Collins Still Optimistic About Healthcare Bipartisanship

by sarabeth at 7:08 am on November 10th, 2009 in Health Care

Even at this stage of the healthcare debate — which for months now has been not a dialog but a series of interrupted monologues — Senator Susan Collins thinks that the GOP (not just one or two rogue GOP senators departing from Republican orthodoxy, but the GOP as a whole) can play a constructive role in crafting a bipartisan healthcare reform bill:

Sen. Susan Collins, R-Maine, one of three GOP senators to vote for the Democratic-authored economic stimulus plan earlier this year, said moderates from both parties are discussing potential areas of agreement.
[...]
Collins was optimistic about the GOP role, saying, “I believe we can put together a bipartisan bill that could cover so many areas where there’s agreement on what should be done.”

That surprises me, but maybe I just haven’t been listening? Maybe I should have heard that Democrats are almost ready to agree that the best way to proceed is to scrap the current proposals entirely and start again from scratch? Or that Democrats are finally willing to concede that the main problem so far has been that Democrats simply haven’t reached out enough to Republicans, preferring to draft the bill behind closed doors after shutting out Republicans from the process?

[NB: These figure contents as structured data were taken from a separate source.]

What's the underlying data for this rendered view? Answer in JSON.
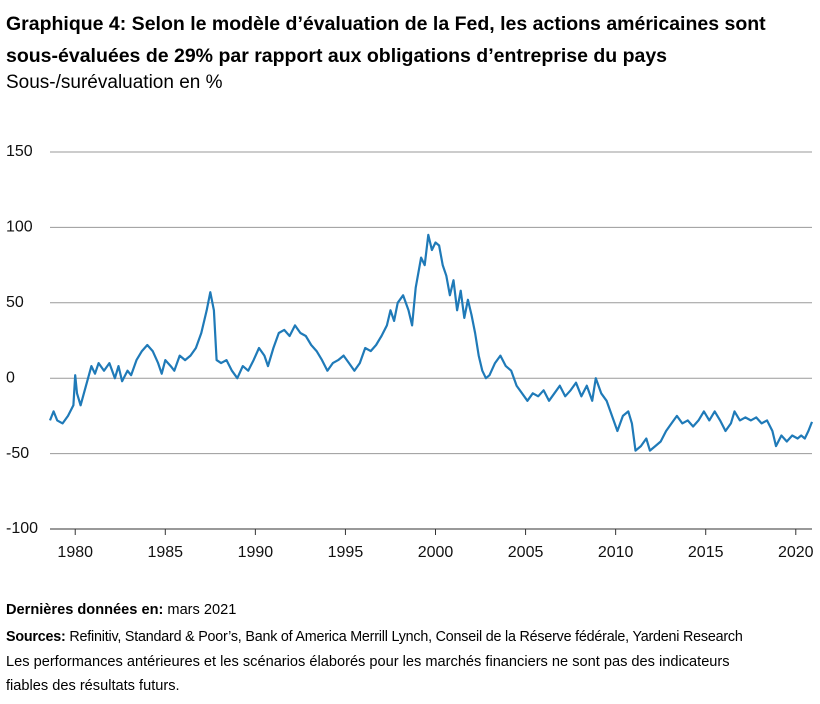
{
  "chart_data": {
    "type": "line",
    "title": "Graphique 4: Selon le modèle d’évaluation de la Fed, les actions américaines sont sous-évaluées de 29% par rapport aux obligations d’entreprise du pays",
    "subtitle": "Sous-/surévaluation en %",
    "x": [
      1978.6,
      1978.8,
      1979.0,
      1979.3,
      1979.6,
      1979.9,
      1980.0,
      1980.1,
      1980.3,
      1980.6,
      1980.9,
      1981.1,
      1981.3,
      1981.6,
      1981.9,
      1982.2,
      1982.4,
      1982.6,
      1982.9,
      1983.1,
      1983.4,
      1983.7,
      1984.0,
      1984.3,
      1984.6,
      1984.8,
      1985.0,
      1985.3,
      1985.5,
      1985.8,
      1986.1,
      1986.4,
      1986.7,
      1987.0,
      1987.3,
      1987.5,
      1987.7,
      1987.85,
      1988.1,
      1988.4,
      1988.7,
      1989.0,
      1989.3,
      1989.6,
      1989.9,
      1990.2,
      1990.5,
      1990.7,
      1991.0,
      1991.3,
      1991.6,
      1991.9,
      1992.2,
      1992.5,
      1992.8,
      1993.1,
      1993.4,
      1993.7,
      1994.0,
      1994.3,
      1994.6,
      1994.9,
      1995.2,
      1995.5,
      1995.8,
      1996.1,
      1996.4,
      1996.7,
      1997.0,
      1997.3,
      1997.5,
      1997.7,
      1997.9,
      1998.2,
      1998.5,
      1998.7,
      1998.9,
      1999.2,
      1999.4,
      1999.6,
      1999.8,
      2000.0,
      2000.2,
      2000.4,
      2000.6,
      2000.8,
      2001.0,
      2001.2,
      2001.4,
      2001.6,
      2001.8,
      2002.0,
      2002.2,
      2002.4,
      2002.6,
      2002.8,
      2003.0,
      2003.3,
      2003.6,
      2003.9,
      2004.2,
      2004.5,
      2004.8,
      2005.1,
      2005.4,
      2005.7,
      2006.0,
      2006.3,
      2006.6,
      2006.9,
      2007.2,
      2007.5,
      2007.8,
      2008.1,
      2008.4,
      2008.7,
      2008.9,
      2009.2,
      2009.5,
      2009.8,
      2010.1,
      2010.4,
      2010.7,
      2010.9,
      2011.1,
      2011.4,
      2011.7,
      2011.9,
      2012.2,
      2012.5,
      2012.8,
      2013.1,
      2013.4,
      2013.7,
      2014.0,
      2014.3,
      2014.6,
      2014.9,
      2015.2,
      2015.5,
      2015.8,
      2016.1,
      2016.4,
      2016.6,
      2016.9,
      2017.2,
      2017.5,
      2017.8,
      2018.1,
      2018.4,
      2018.7,
      2018.9,
      2019.2,
      2019.5,
      2019.8,
      2020.1,
      2020.3,
      2020.5,
      2020.7,
      2020.9
    ],
    "values": [
      -28,
      -22,
      -28,
      -30,
      -25,
      -18,
      2,
      -10,
      -18,
      -5,
      8,
      3,
      10,
      5,
      10,
      0,
      8,
      -2,
      5,
      2,
      12,
      18,
      22,
      18,
      10,
      3,
      12,
      8,
      5,
      15,
      12,
      15,
      20,
      30,
      45,
      57,
      45,
      12,
      10,
      12,
      5,
      0,
      8,
      5,
      12,
      20,
      15,
      8,
      20,
      30,
      32,
      28,
      35,
      30,
      28,
      22,
      18,
      12,
      5,
      10,
      12,
      15,
      10,
      5,
      10,
      20,
      18,
      22,
      28,
      35,
      45,
      38,
      50,
      55,
      45,
      35,
      60,
      80,
      75,
      95,
      85,
      90,
      88,
      75,
      68,
      55,
      65,
      45,
      58,
      40,
      52,
      42,
      30,
      15,
      5,
      0,
      2,
      10,
      15,
      8,
      5,
      -5,
      -10,
      -15,
      -10,
      -12,
      -8,
      -15,
      -10,
      -5,
      -12,
      -8,
      -3,
      -12,
      -5,
      -15,
      0,
      -10,
      -15,
      -25,
      -35,
      -25,
      -22,
      -30,
      -48,
      -45,
      -40,
      -48,
      -45,
      -42,
      -35,
      -30,
      -25,
      -30,
      -28,
      -32,
      -28,
      -22,
      -28,
      -22,
      -28,
      -35,
      -30,
      -22,
      -28,
      -26,
      -28,
      -26,
      -30,
      -28,
      -35,
      -45,
      -38,
      -42,
      -38,
      -40,
      -38,
      -40,
      -35,
      -29
    ],
    "color": "#1f7ab8",
    "xlim": [
      1978.6,
      2020.9
    ],
    "xticks": [
      1980,
      1985,
      1990,
      1995,
      2000,
      2005,
      2010,
      2015,
      2020
    ],
    "ylim": [
      -100,
      150
    ],
    "yticks": [
      -100,
      -50,
      0,
      50,
      100,
      150
    ],
    "grid": true,
    "notes": {
      "last_label": "Dernières données en:",
      "last_value": "mars 2021",
      "sources_label": "Sources:",
      "sources_value": "Refinitiv, Standard & Poor’s, Bank of America Merrill Lynch, Conseil de la Réserve fédérale, Yardeni Research",
      "disclaimer": "Les performances antérieures et les scénarios élaborés pour les marchés financiers ne sont pas des indicateurs fiables des résultats futurs."
    }
  }
}
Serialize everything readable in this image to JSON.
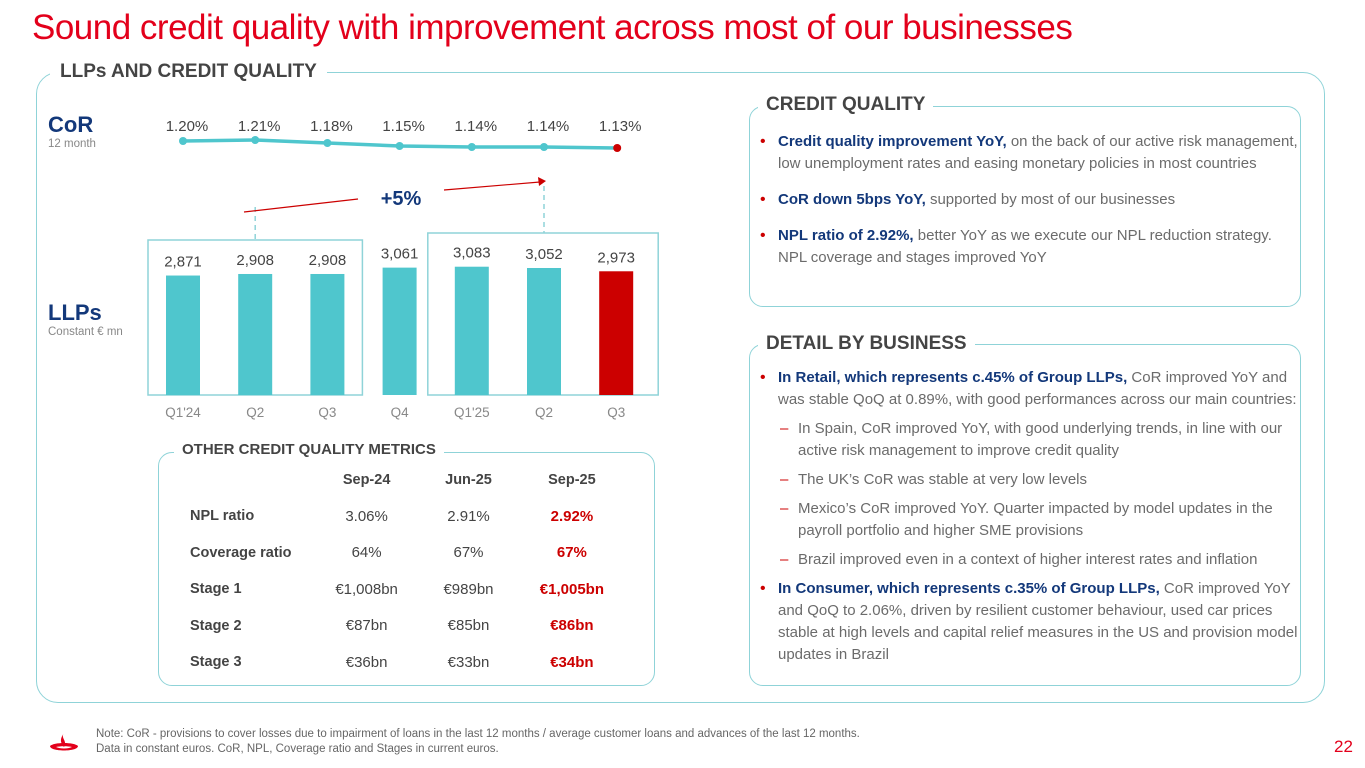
{
  "title": "Sound credit quality with improvement across most of our businesses",
  "main_section": "LLPs AND CREDIT QUALITY",
  "cor": {
    "label": "CoR",
    "sublabel": "12 month"
  },
  "llps": {
    "label": "LLPs",
    "sublabel": "Constant € mn"
  },
  "chart_data": {
    "type": "bar",
    "categories": [
      "Q1'24",
      "Q2",
      "Q3",
      "Q4",
      "Q1'25",
      "Q2",
      "Q3"
    ],
    "series": [
      {
        "name": "LLPs",
        "values": [
          2871,
          2908,
          2908,
          3061,
          3083,
          3052,
          2973
        ],
        "labels": [
          "2,871",
          "2,908",
          "2,908",
          "3,061",
          "3,083",
          "3,052",
          "2,973"
        ]
      },
      {
        "name": "CoR",
        "type": "line",
        "values": [
          1.2,
          1.21,
          1.18,
          1.15,
          1.14,
          1.14,
          1.13
        ],
        "labels": [
          "1.20%",
          "1.21%",
          "1.18%",
          "1.15%",
          "1.14%",
          "1.14%",
          "1.13%"
        ]
      }
    ],
    "annotation": "+5%",
    "ylim": [
      0,
      3100
    ],
    "colors": {
      "bar": "#4fc6cd",
      "highlight": "#cc0000",
      "line": "#4fc6cd",
      "group_box": "#8fd3d8"
    }
  },
  "other_metrics": {
    "title": "OTHER CREDIT QUALITY METRICS",
    "columns": [
      "Sep-24",
      "Jun-25",
      "Sep-25"
    ],
    "rows": [
      {
        "label": "NPL ratio",
        "values": [
          "3.06%",
          "2.91%",
          "2.92%"
        ]
      },
      {
        "label": "Coverage ratio",
        "values": [
          "64%",
          "67%",
          "67%"
        ]
      },
      {
        "label": "Stage 1",
        "values": [
          "€1,008bn",
          "€989bn",
          "€1,005bn"
        ]
      },
      {
        "label": "Stage 2",
        "values": [
          "€87bn",
          "€85bn",
          "€86bn"
        ]
      },
      {
        "label": "Stage 3",
        "values": [
          "€36bn",
          "€33bn",
          "€34bn"
        ]
      }
    ]
  },
  "credit_quality": {
    "title": "CREDIT QUALITY",
    "bullets": [
      {
        "bold": "Credit quality improvement YoY,",
        "text": " on the back of our active risk management, low unemployment rates and easing monetary policies in most countries"
      },
      {
        "bold": "CoR down 5bps YoY,",
        "text": " supported by most of our businesses"
      },
      {
        "bold": "NPL ratio of 2.92%,",
        "text": " better YoY as we execute our NPL reduction strategy. NPL coverage and stages improved YoY"
      }
    ]
  },
  "detail_by_business": {
    "title": "DETAIL BY BUSINESS",
    "retail": {
      "bold": "In Retail, which represents c.45% of Group LLPs,",
      "text": " CoR improved YoY and was stable QoQ at 0.89%, with good performances across our main countries:"
    },
    "sub": [
      "In Spain, CoR improved YoY, with good underlying trends, in line with our active risk management to improve credit quality",
      "The UK’s CoR was stable at very low levels",
      "Mexico’s CoR improved YoY. Quarter impacted by model updates in the payroll portfolio and higher SME provisions",
      "Brazil improved even in a context of higher interest rates and inflation"
    ],
    "consumer": {
      "bold": "In Consumer, which represents c.35% of Group LLPs,",
      "text": " CoR improved YoY and QoQ to 2.06%, driven by resilient customer behaviour, used car prices stable at high levels and capital relief measures in the US and provision model updates in Brazil"
    }
  },
  "note": {
    "line1": "Note: CoR - provisions to cover losses due to impairment of loans in the last 12 months / average customer loans and advances of the last 12 months.",
    "line2": "Data in constant euros. CoR, NPL, Coverage ratio and Stages in current euros."
  },
  "page_number": "22",
  "brand_color": "#e3001b"
}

But, no, that’s not what Collins seems to have in mind:

Republicans Monday had new hope that they could influence health care deliberations — influence that’s so far eluded them — as the debate moves to the Senate, where the rules and the politics can work to their advantage.

Some Republicans are trying to win Democratic support for more help for small business, different medical malpractice policies and changes in how the health care overhaul would be funded.

Okay, I get it. Republicans have managed to persuade themselves (or maybe it’s just Susan Collins) that they can persuade Democrats to agree to make all kinds of changes in the bill in exchange for a promise from Republicans that they still won’t vote for the revised bill, and that they will in fact still filibuster it.

Sounds like just the kind of deal Democrats might make.